Over Elis the twilight was falling, a green twilight sylvan and very ethereal, tremulous in its delicate beauty. It stole through the green doors, and down through the murmuring pine trees; it crossed the shallow river, and made its way to the garden of ruins where once the Hermes had stood between Doric Columns in the Heraeon. Through the colonnade of the echoes it passed, and under the arch of the Athletes. Over the crude and almost terrible strength of the ruins of the temple of Zeus it let its green garments trail down, as it felt its way softly but surely to the buried Stadium where once a boy of twelve had won the crown of wild olive. The sheep-bells were ringing softly; the flocks were going homeward from pasture. They were making their way up the valley now at the base of the Kronos Hill, and the chime of their little bells mingled with the wide whispering of the eternities among the summits of the pine trees. Music of earth mingled with the music from a distance that knew what the twilight knew.

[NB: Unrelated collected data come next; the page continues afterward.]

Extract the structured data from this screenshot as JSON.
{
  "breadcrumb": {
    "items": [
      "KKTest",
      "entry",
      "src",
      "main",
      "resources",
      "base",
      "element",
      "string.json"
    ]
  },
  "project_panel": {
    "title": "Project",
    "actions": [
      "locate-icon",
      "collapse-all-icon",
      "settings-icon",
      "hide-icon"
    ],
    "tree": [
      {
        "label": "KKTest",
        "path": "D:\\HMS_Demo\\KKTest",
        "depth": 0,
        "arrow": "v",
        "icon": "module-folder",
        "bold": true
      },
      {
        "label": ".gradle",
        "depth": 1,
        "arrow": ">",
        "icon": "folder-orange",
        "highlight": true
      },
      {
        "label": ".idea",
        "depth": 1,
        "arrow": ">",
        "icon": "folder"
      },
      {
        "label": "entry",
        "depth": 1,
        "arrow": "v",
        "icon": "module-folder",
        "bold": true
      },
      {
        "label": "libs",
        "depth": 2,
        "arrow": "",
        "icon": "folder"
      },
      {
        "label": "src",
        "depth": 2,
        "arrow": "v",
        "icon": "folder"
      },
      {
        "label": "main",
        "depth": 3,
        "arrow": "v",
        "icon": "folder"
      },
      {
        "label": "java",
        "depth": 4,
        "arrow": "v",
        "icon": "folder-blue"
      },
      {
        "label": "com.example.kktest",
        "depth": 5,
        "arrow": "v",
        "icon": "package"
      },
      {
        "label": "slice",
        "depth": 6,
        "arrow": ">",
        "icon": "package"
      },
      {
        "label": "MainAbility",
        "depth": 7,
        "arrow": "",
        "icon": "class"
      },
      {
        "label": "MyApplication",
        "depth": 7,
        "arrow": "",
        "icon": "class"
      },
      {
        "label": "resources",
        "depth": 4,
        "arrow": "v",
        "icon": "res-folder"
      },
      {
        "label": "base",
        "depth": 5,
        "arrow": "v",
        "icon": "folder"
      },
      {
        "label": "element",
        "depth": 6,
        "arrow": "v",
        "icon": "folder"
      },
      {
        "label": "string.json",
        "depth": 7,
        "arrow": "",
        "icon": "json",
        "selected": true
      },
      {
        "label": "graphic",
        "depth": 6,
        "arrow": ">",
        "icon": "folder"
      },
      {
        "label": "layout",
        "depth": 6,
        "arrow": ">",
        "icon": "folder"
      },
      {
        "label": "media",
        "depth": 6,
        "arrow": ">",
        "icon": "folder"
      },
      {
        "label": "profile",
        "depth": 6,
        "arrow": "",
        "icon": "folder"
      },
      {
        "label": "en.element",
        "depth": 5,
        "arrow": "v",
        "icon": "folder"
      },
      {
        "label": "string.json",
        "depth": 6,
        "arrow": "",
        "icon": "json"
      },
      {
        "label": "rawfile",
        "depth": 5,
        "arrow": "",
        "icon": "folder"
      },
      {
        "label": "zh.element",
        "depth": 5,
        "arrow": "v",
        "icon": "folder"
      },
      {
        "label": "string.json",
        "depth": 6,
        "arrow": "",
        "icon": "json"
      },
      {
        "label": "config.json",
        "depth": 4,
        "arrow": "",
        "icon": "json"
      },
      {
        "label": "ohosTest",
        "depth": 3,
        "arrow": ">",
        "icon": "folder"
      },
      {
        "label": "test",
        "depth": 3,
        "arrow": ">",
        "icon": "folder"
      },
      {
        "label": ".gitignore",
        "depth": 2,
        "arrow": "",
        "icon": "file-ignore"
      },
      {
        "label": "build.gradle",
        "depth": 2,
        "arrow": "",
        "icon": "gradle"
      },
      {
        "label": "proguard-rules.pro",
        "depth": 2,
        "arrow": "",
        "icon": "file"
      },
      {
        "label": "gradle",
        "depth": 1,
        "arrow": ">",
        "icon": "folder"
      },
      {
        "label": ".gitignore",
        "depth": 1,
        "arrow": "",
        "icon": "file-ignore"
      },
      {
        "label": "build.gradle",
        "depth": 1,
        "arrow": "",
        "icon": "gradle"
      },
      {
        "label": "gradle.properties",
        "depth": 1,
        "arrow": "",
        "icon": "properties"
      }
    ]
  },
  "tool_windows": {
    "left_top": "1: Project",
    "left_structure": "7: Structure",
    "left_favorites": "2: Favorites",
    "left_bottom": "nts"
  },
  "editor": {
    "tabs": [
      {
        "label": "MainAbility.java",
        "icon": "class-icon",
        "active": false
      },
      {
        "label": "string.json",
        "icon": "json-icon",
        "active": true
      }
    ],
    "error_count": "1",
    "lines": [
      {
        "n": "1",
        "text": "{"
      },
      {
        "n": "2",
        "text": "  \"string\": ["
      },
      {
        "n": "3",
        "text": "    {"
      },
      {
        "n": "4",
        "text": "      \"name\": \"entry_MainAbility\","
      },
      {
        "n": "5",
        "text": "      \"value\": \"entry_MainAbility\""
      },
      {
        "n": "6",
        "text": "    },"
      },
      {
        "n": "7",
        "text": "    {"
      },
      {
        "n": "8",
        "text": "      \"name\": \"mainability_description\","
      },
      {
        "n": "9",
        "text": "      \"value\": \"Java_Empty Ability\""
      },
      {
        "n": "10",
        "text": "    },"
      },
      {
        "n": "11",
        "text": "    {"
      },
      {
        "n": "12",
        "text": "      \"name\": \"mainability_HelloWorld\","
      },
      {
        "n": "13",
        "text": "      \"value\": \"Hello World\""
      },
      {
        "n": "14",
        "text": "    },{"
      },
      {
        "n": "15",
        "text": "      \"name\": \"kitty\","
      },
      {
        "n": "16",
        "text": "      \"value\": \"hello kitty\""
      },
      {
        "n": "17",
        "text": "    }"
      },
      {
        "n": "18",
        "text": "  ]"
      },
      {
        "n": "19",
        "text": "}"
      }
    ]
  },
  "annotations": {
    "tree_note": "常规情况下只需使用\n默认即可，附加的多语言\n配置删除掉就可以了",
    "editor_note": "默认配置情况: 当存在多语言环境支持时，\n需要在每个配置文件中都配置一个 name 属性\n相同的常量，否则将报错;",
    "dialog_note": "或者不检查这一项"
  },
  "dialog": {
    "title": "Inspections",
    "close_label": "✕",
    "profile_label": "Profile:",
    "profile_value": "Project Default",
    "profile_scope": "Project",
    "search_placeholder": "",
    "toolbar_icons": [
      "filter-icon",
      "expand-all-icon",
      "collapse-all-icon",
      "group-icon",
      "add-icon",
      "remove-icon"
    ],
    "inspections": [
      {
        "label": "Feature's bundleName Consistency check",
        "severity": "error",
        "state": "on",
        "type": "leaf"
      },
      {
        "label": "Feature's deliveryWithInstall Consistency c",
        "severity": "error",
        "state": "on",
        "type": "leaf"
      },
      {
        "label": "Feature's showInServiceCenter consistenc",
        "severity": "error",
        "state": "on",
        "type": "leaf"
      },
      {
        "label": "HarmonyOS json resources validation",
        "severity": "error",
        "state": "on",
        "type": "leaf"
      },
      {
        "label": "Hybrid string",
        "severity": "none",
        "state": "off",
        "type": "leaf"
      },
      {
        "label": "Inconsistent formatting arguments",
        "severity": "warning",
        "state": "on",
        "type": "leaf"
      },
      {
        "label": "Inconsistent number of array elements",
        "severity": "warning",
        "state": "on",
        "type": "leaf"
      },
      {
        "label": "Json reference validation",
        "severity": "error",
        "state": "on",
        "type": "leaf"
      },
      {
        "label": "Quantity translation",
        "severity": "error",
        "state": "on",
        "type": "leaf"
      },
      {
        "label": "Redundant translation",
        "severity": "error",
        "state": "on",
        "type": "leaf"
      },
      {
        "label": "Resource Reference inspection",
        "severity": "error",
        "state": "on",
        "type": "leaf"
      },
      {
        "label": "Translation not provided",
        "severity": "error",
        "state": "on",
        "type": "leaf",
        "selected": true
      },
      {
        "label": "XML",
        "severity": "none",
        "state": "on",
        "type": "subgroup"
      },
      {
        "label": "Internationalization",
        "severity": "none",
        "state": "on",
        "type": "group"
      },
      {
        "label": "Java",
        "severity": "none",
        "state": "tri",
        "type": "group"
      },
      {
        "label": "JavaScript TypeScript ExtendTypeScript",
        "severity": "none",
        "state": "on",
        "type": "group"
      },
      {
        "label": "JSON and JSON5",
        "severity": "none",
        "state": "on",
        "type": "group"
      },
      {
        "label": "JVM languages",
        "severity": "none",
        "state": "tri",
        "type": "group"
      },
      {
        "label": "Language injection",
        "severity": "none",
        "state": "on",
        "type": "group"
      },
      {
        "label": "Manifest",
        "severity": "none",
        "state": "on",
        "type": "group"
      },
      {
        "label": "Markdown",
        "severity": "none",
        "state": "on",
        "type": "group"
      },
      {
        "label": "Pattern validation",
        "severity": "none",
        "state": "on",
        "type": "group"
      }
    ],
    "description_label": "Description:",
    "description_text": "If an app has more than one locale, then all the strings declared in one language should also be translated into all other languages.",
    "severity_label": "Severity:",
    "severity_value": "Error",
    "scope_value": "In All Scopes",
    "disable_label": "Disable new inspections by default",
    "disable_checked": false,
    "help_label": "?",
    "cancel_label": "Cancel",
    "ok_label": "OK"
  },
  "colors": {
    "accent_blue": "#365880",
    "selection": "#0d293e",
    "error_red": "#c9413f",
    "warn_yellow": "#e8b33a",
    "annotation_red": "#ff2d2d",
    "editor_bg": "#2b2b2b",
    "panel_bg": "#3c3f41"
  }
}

The tall oblong of the Museum doorway on the hill framed a tiny picture of Elis, bathed in green and tremulous light; a small section of hillside, a fragment of empty, poetic country—Pan’s world rather hinted at than revealed—a suggestion of evening sky, remote, with infinity lost in its distance. But there was no branch of wild olive flickering across the picture.
Rosamund missed it as she looked from the room of the Hermes out to the whispering evening and the quiet vale of Olympia. But she did not say so to Dion. He thought of it too, as he looked at her, and he tried to forget it. The picture framed by the doorway strangely grew dimmer and yet more full of greenish light; the country of Pan was fading in light. Presently details were entirely lost. Only an oblong of green, now almost emerald, light showed from the chamber of the Hermes. And in that chamber the two marble figures were gradually fading; the athletic, yet miraculously graceful, messenger of the gods with the winged sandals, the tiny child clinging to his shoulder with one little arm stretched out in an enchanting gesture of desire. Still the child nestled against Hermes, and still Hermes contemplated the child, with a celestial benignity, a half-smiling calmness of other worlds than this.